Troisième volet de la carte blanche faite à Aurélien Lemonnier, Phantagma III, la peau qui bouge, se propose de travailler sur la polysémie du mot phantagma à la fois étymon du mot fantôme et du mot fantasme.
La richesse de la proposition d’Aurélien Lemonnier, comme à son habitude, réside dans son éclectisme. Son travail conceptuel s’appuiera tant sur des grands classiques du cinéma, que sur des raretés et sera présenté sous la forme d’une performance mise en images qui introduira et clôturera la semaine de programmation.

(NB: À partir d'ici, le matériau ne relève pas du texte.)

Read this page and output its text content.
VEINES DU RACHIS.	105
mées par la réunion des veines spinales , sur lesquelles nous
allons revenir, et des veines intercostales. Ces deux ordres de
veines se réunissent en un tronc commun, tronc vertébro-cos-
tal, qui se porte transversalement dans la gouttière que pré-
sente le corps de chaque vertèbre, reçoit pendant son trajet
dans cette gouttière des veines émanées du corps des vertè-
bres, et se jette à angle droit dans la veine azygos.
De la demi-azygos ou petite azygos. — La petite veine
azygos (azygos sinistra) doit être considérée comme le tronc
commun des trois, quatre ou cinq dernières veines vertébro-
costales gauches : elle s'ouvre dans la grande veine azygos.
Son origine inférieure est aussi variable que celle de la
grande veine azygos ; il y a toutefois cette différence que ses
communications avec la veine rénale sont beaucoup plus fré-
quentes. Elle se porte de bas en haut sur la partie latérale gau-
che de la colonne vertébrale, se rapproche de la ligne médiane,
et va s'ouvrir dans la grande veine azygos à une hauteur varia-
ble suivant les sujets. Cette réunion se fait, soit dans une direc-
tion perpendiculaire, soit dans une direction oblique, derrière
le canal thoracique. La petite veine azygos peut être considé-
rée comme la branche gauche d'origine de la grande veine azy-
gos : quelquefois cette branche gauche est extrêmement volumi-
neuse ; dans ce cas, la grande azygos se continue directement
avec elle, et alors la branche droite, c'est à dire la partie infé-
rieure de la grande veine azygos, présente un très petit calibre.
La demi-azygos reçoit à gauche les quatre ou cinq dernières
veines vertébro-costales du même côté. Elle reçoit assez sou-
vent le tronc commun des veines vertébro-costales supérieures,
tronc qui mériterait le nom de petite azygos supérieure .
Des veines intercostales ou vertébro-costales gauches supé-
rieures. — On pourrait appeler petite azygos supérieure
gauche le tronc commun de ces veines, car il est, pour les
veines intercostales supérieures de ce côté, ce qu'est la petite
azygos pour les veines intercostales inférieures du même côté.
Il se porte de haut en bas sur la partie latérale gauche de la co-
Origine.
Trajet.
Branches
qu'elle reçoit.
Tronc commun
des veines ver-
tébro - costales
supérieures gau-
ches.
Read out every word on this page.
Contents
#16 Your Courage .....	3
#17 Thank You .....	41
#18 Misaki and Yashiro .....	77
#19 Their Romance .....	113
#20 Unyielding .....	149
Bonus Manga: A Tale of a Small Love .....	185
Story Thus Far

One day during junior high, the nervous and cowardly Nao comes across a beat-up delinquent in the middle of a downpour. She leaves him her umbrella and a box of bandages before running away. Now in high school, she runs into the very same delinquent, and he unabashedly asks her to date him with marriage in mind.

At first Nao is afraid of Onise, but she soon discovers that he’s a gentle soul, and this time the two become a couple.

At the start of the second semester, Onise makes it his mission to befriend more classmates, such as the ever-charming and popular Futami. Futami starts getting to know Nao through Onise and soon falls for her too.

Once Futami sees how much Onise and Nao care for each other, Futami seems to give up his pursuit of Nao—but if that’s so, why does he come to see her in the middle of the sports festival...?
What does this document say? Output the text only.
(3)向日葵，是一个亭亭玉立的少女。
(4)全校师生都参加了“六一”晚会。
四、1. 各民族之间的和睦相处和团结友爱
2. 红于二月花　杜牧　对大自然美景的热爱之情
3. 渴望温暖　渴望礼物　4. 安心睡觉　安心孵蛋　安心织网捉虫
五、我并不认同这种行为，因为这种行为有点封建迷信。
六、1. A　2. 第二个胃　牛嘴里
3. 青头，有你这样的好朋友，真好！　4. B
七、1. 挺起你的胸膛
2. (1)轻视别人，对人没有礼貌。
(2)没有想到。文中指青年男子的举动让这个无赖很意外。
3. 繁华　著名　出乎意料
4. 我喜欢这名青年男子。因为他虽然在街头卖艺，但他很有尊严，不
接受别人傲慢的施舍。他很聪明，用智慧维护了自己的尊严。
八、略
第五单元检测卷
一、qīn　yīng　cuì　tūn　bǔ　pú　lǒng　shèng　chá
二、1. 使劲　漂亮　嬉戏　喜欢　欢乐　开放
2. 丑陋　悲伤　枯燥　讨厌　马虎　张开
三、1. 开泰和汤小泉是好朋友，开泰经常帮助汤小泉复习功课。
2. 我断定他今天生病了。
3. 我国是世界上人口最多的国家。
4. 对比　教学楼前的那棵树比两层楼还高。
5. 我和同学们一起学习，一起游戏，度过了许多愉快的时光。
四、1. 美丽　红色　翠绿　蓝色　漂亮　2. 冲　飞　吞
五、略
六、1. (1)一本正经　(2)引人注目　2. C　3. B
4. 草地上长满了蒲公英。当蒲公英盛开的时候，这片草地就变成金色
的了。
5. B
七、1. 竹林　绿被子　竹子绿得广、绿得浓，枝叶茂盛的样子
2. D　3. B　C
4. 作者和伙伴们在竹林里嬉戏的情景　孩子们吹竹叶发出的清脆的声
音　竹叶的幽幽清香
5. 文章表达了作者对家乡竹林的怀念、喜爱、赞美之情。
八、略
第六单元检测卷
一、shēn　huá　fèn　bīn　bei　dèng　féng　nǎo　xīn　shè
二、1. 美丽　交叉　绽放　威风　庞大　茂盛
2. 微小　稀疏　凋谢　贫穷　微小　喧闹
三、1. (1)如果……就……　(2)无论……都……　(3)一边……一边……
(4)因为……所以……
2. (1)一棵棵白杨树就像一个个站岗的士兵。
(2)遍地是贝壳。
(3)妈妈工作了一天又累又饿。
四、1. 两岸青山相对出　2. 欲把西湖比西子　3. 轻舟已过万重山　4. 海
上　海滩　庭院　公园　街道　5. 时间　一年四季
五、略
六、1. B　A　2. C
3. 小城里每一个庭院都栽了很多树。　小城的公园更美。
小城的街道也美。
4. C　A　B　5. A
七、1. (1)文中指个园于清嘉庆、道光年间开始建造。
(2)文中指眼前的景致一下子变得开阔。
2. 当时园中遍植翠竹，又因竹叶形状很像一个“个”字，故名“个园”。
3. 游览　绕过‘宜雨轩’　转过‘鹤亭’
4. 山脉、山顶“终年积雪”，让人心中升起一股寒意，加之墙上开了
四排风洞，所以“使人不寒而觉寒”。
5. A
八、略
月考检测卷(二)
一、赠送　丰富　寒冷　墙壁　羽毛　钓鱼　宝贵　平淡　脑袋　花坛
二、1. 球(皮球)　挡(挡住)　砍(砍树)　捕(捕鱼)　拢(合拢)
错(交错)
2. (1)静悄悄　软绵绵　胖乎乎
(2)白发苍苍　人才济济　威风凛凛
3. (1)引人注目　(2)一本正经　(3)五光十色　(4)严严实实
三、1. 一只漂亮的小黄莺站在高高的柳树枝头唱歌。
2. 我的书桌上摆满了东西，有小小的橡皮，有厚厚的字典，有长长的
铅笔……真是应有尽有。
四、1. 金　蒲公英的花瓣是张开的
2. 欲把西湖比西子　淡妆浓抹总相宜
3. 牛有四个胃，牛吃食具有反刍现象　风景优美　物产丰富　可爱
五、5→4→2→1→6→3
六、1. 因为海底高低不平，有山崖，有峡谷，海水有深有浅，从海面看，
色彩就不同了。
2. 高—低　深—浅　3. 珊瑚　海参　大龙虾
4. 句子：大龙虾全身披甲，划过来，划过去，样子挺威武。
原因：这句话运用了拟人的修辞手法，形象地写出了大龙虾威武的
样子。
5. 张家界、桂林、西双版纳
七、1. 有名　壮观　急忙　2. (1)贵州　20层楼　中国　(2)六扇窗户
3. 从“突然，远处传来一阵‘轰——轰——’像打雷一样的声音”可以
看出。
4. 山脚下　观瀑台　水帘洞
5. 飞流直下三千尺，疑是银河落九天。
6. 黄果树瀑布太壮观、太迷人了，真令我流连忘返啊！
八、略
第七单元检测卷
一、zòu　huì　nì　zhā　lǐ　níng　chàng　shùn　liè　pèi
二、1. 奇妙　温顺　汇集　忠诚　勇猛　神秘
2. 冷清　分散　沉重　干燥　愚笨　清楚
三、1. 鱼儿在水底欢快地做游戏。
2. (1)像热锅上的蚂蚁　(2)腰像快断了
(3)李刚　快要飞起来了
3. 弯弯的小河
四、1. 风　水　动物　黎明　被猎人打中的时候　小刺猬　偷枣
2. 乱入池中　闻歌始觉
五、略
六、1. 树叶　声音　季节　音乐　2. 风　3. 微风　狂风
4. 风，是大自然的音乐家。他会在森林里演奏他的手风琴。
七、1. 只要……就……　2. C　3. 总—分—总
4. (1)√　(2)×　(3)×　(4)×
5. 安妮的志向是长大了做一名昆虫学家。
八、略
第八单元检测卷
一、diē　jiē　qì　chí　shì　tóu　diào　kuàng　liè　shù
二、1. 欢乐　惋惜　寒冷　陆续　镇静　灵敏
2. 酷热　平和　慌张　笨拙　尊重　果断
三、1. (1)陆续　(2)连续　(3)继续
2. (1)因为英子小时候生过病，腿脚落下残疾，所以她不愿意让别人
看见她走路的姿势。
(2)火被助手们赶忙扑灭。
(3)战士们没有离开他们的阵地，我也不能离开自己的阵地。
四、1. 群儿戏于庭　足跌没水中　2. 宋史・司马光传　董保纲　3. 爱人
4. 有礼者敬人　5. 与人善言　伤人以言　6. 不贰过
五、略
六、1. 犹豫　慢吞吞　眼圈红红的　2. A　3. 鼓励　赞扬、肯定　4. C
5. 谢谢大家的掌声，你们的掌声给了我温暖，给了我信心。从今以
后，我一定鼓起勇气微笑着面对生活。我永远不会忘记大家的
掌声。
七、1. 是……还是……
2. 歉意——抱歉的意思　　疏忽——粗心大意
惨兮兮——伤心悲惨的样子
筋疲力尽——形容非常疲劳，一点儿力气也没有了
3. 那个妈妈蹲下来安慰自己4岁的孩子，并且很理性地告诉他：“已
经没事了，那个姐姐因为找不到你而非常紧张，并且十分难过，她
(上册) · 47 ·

Au programme : Tod Browning, Yukio Mishima, Harmony Korine, Luchino Visconti, Martin Rosen, David Cronenberg.
20h30
The Plague Dogs
Martin Rosen, 1982, France/Belgique, Angleterre, 1h43
Passé presque inaperçu lors de sa sortie en 1982, The Plague Dogs de Martin Rosen s’est imposé dans un cercle restreint de cinéphiles comme l’un des chefs d’œuvre du cinéma d’animation. Cette œuvre insolite, où le réalisme et la ligne claire du dessin dignes des classiques de Disney le disputent à une morale profondément pessimiste, n’est certainement pas à la portée de tous les regards. La violence et la cruauté qu’il dénonce n’en font pas un film pour enfants, mais bien plus une parabole sur la condition moderne.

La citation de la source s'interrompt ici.